HAGERSTOWN, MARYLAND —
Rows of homes line the quiet, narrow streets of Hagerstown’s Jonathan Street Neighborhood, with boarded-up storefronts and empty buildings that have been left for decades.
The neighborhood was once a vibrant African-American community, but for years it has grappled with a lack of economic development and racism. Located in Washington County, Maryland, Hagerstown is filled with a rich, dark history dating to the 19th century.
Washington County, between Pennsylvania, a free state, and Virginia, a slave state, was the embodiment of the struggle between pro- and anti-slavery forces back then.
Black men, women and children were sold to white slave owners on the slave blocks on Jonathan Street and at the courthouse.
“We did have it; the slave block was here, and stood here for many years. I can’t really give you any more on the slave block, because it’s just another sad truth of Washington County,” said Alesia Parson-McBean, project coordinator of the Doleman Black Heritage Museum.
The close proximity to Pennsylvania led to the presence of escape routes for the Underground Railroad, with Harriet Tubman utilizing the Ebenezer AME Church as one of the stops. With the escape routes came the presence of slave catchers, sent to retrieve runaway slaves who were then returned to their masters or put on the slave blocks to be sold.
With the end of slavery and Hagerstown playing a role for both sides during the Civil War, the Jonathan Street Neighborhood was formed.
Bound by segregation laws that restricted movement and opportunities, African-Americans had to turn inward. They established businesses along Jonathan Street and attained skills to survive and succeed within their confines.
“In the Jonathan Street area … there were booming businesses, barbershops, restaurants. People would come from out of town just to come to experience the nightlife,” said Anastasia Broadus, director of the Robert W. Johnson Community Center.
The Harmon Hotel served as the only establishment in Hagerstown for visiting African-Americans and performers like singer Tina Turner. Notably, baseball player Willie Mays had to stay at the hotel as he made his professional debut in 1950 in the midst of racial discrimination, as his white teammates stayed where he was not allowed.
The boundaries led to a close-knit community that continues today.
“People lived on their skills, and so it made it wonderful growing up,” said Parson-McBean. She said it was the kind of community where “everybody looks out for everyone and everybody does something that can sustain you — that’s what this neighborhood was all about.”
Desegregation enabled African-Americans to spread out. “It was twofold — either they left here to go for education, to become educated, or they left here for a better job,” Parson-McBean said. Those who graduated elsewhere, “my sister included, did not come back because they couldn’t find a job in their field, and that is still a problem to this day.”
Attracted to the peaceful environment, newcomers settled in Hagerstown, increasing the African-American population to 15 percent. They experienced the economic strains as well as racism.

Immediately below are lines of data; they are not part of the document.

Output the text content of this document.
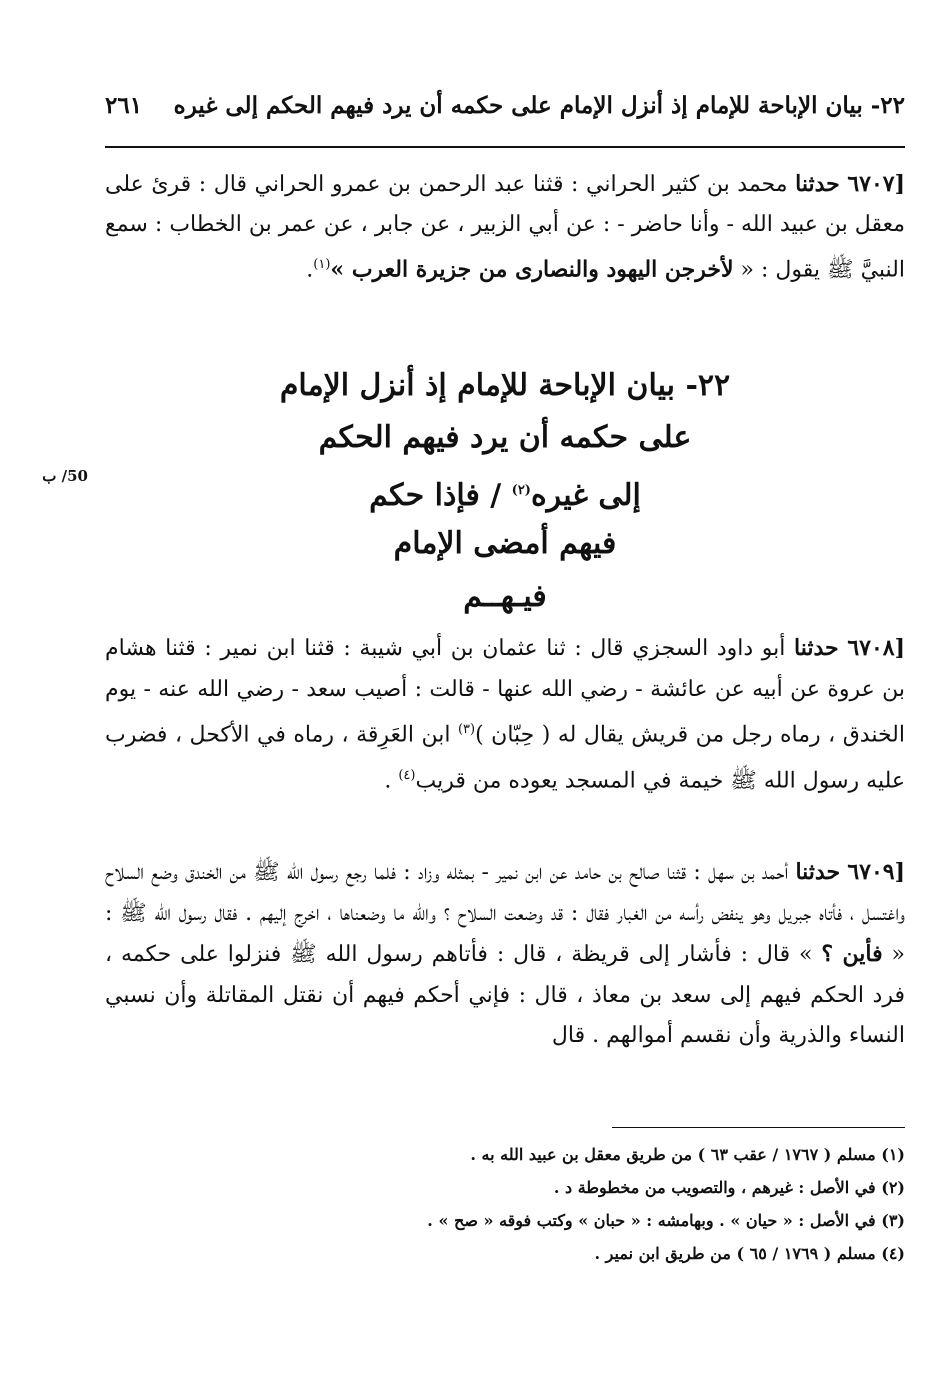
٢٢- بيان الإباحة للإمام إذ أنزل الإمام على حكمه أن يرد فيهم الحكم إلى غيره
٢٦١

[٦٧٠٧ حدثنا محمد بن كثير الحراني : قثنا عبد الرحمن بن عمرو الحراني قال : قرئ على معقل بن عبيد الله - وأنا حاضر - : عن أبي الزبير ، عن جابر ، عن عمر بن الخطاب : سمع النبيَّ ﷺ يقول : « لأخرجن اليهود والنصارى من جزيرة العرب »$^{(١)}$.

٢٢- بيان الإباحة للإمام إذ أنزل الإمام
على حكمه أن يرد فيهم الحكم
إلى غيره$^{(٢)}$ / فإذا حكم
فيهم أمضى الإمام
فيـهــم
50/ ب

[٦٧٠٨ حدثنا أبو داود السجزي قال : ثنا عثمان بن أبي شيبة : قثنا ابن نمير : قثنا هشام بن عروة عن أبيه عن عائشة - رضي الله عنها - قالت : أصيب سعد - رضي الله عنه - يوم الخندق ، رماه رجل من قريش يقال له ( حِبّان )$^{(٣)}$ ابن العَرِقة ، رماه في الأكحل ، فضرب عليه رسول الله ﷺ خيمة في المسجد يعوده من قريب$^{(٤)}$ .

[٦٧٠٩ حدثنا أحمد بن سهل : قثنا صالح بن حامد عن ابن نمير - بمثله وزاد : فلما رجع رسول الله ﷺ من الخندق وضع السلاح واغتسل ، فأتاه جبريل وهو ينفض رأسه من الغبار فقال : قد وضعت السلاح ؟ والله ما وضعناها ، اخرج إليهم . فقال رسول الله ﷺ : « فأين ؟ » قال : فأشار إلى قريظة ، قال : فأتاهم رسول الله ﷺ فنزلوا على حكمه ، فرد الحكم فيهم إلى سعد بن معاذ ، قال : فإني أحكم فيهم أن نقتل المقاتلة وأن نسبي النساء والذرية وأن نقسم أموالهم . قال

(١) مسلم ( ١٧٦٧ / عقب ٦٣ ) من طريق معقل بن عبيد الله به .
(٢) في الأصل : غيرهم ، والتصويب من مخطوطة د .
(٣) في الأصل : « حيان » . وبهامشه : « حبان » وكتب فوقه « صح » .
(٤) مسلم ( ١٧٦٩ / ٦٥ ) من طريق ابن نمير .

“I moved here in 1994, and the first month that I was here, there was a Ku Klux Klan rally right down the center of one of the neighboring towns,” said Jessica Scott, president of the board of directors of the community center. “And coming from New Jersey, up north, I immediately thought I had stepped back in time. People still called us ‘colored.’ They didn’t respect positions and education. So it’s been a long road, and they’ve come a long way, but there’s still quite a bit of work to do.”
Hope for change
Currently, the city has programs that lump women and minorities into one group; there are no programs that separately target African-Americans. Though the community continues to grapple with many economic and social obstacles, leaders keep fighting for its survival. Those involved with the Doleman museum preserve and share this history and are looking for a permanent home in which to display their rich collection.
IN PHOTOS: African-American History in Hagerstown
Today, leaders such as Parson-McBean, the first and only African-American on the Hagerstown City Council, and Broadus maintain the faith and hope for change.
“The community will stand together when it comes to tough times and what not,” Broadus said. “We may not see a lot of people standing together on a daily basis, but if something happens, I believe that everybody in this community will rise up and be united and become one.”